3 Annual SST Cycles

Description: Annual SST Cycles

Found in: State of the Ecosystem - Gulf of Maine & Georges Bank (2018), State of the Ecosystem - Mid-Atlantic (2018)

Indicator category: Database pull with analysis

Contributor(s): Sean Hardison, Vincent Saba

Data steward: Kimberly Bastille,

Point of contact: Kimberly Bastille,

Public availability statement: Source data are available here.

3.1 Methods

3.1.1 Data sources

Data for annual sea surface tempature (SST) cycles were derived from the NOAA optimum interpolation sea surface temperature (OISST) high resolution dataset (NOAA OISST V2 dataset) provided by NOAA’s Earth System Research Laboratory’s Physical Sciences Devision, Boulder, CO. The data extend from 1981 to present, and provide a 0.25° x 0.25° global grid of SST measurements (Reynolds et al. 2007). Gridded SST data were masked according to the extent of Ecological Production Units (EPU) in the Northeast Large Marine Ecosystem (NE-LME) (See “EPU_Extended” shapefiles).

3.1.2 Data extraction

Daily mean sea surface temperature data for 2017 and for each year during the period of 1981-2012 were downloaded from the NOAA OI SST V2 site to derive the long-term climatological mean for the period. The use of a 30-year climatological reference period is a standard procedure for metereological observing (WMO 2017).

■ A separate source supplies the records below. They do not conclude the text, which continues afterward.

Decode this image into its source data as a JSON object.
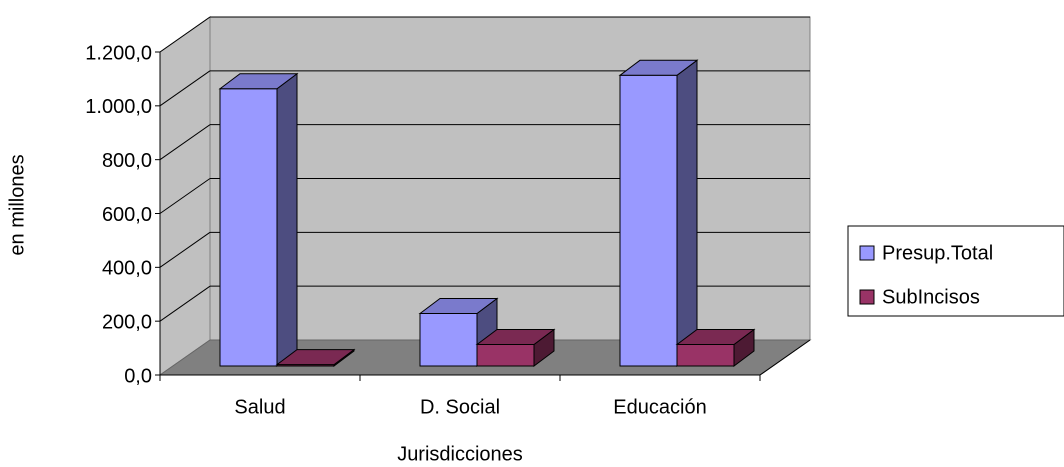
{
  "chart_data": {
    "type": "bar3d",
    "x_label": "Jurisdicciones",
    "y_label": "en millones",
    "categories": [
      "Salud",
      "D. Social",
      "Educación"
    ],
    "series": [
      {
        "name": "Presup.Total",
        "color": "#9999ff",
        "values": [
          1030,
          195,
          1080
        ]
      },
      {
        "name": "SubIncisos",
        "color": "#993366",
        "values": [
          5,
          80,
          80
        ]
      }
    ],
    "ylim": [
      0,
      1200
    ],
    "yticks": [
      {
        "value": 0,
        "label": "0,0"
      },
      {
        "value": 200,
        "label": "200,0"
      },
      {
        "value": 400,
        "label": "400,0"
      },
      {
        "value": 600,
        "label": "600,0"
      },
      {
        "value": 800,
        "label": "800,0"
      },
      {
        "value": 1000,
        "label": "1.000,0"
      },
      {
        "value": 1200,
        "label": "1.200,0"
      }
    ],
    "grid": true,
    "legend": "right"
  }
}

These reference periods serve as benchmarks for comparing current or recent observations, and for the development of standard anomaly data sets. The reference period of 1982-2012 was chosen to be consistent with previous versions of the State of the Ecosystem report.

R code used in extraction and processing can be found here.

catalog link No associated catalog page

References

Reynolds, Richard W., Thomas M. Smith, Chunying Liu, Dudley B. Chelton, Kenneth S. Casey, and Michael G. Schlax. 2007. Daily high-resolution-blended analyses for sea surface temperature.” Journal of Climate 20 (22): 5473–96. https://doi.org/10.1175/2007JCLI1824.1.
WMO. 2017. WMO Guidelines of the Calculation of Climate Normals.” World Meteorological Organization.